Updated on Nov. 18 at 12 p.m.:
The Center for Biological Diversity sued the federal government for permitting offshore fracking in the Santa Barbara Channel and along the California Coast, alleging that it did not perform a proper environmental assessment.
The lawsuit, filed in federal court in Los Angeles on Nov. 15, seeks a court order prohibiting the federal government from approving fracking in federal waters off California’s coast unless and until it complies with the National Environmental Policy Act and Endangered Species Act.
The suit was filed after President-elect Donald Trump’s victory, which the center worries will lead to new drilling.
The center claims that the Bureau of Ocean Energy Management and the Bureau of Safety and Environmental Enforcement failed to fully disclose how the chemicals released during the process of injecting liquid at high pressure into subterranean rocks impact marine life and water quality.

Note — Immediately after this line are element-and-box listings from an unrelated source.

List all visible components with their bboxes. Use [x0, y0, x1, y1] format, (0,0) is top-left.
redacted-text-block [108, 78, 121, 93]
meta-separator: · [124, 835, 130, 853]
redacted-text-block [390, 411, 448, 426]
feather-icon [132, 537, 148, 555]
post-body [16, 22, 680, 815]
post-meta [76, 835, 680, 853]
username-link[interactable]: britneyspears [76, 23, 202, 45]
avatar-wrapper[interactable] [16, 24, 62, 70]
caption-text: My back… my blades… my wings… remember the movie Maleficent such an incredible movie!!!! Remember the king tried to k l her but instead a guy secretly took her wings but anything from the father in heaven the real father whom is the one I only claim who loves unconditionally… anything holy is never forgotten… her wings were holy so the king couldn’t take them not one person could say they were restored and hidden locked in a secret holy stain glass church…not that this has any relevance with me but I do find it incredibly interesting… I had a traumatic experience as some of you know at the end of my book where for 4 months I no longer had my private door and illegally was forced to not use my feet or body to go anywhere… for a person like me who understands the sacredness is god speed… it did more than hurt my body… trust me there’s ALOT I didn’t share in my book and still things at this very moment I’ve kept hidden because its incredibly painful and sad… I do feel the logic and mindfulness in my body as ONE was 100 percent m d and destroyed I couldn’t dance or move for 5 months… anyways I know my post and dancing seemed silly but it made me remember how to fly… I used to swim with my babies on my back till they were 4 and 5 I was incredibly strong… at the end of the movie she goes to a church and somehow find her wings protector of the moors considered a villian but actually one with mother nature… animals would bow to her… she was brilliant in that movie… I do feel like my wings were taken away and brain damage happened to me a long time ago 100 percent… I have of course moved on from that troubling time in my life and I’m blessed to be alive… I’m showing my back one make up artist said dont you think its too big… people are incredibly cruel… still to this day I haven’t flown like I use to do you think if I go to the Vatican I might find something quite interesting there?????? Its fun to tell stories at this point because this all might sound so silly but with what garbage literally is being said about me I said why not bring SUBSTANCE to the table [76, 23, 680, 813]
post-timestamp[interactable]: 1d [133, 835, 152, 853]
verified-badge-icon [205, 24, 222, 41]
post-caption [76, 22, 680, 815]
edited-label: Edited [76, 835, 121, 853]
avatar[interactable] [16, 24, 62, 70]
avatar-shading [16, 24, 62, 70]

“The bureaus issued a grossly inadequate, illogical and uniformed programmatic environmental assessment and finding of no significant impact,” the lawsuit reads. “The programmatic environmental assessment and finding of no significant impact fail to take the legally required ‘hard look’ at the direct, indirect and cumulative impacts of the bureaus’ decision to authorize offshore fracking and other well stimulation on the Pacific outer continental shelf, and fail to analyze a reasonable range of alternatives to that decision.”
The BSEE told the Business Times that it would not comment on pending litigation.
The Environmental Defense Center and Santa Barbara Channelkeeper filed a similar suit on Nov. 11 that aims to block the federal government from issuing new permits for offshore fracking in Southern California and the Santa Barbara Channel due to a lacking environmental review.
The EDC previously sued BOEM and BSEE regarding the agencies allowing more than 50 permits for offshore well stimulation, including fracking and acidizing, without an environmental review. That lawsuit led to a settlement agreement requiring the agencies to prepare the first ever environmental review of offshore fracking and acidizing, the EDC said.
Fracking or acidizing would have no significant impacts on the marine environment, nor would an accidental release of fluids during the well stimulation treatments, the BSEE’s programmatic environmental assessment concluded in May.
“Discharges will not compromise the biological productivity of coastal waters or inhibit the maintenance of optimum populations of marine organisms as required by Sections 30230 and 30231of the California Coastal Act,” the 302-page assessment reads.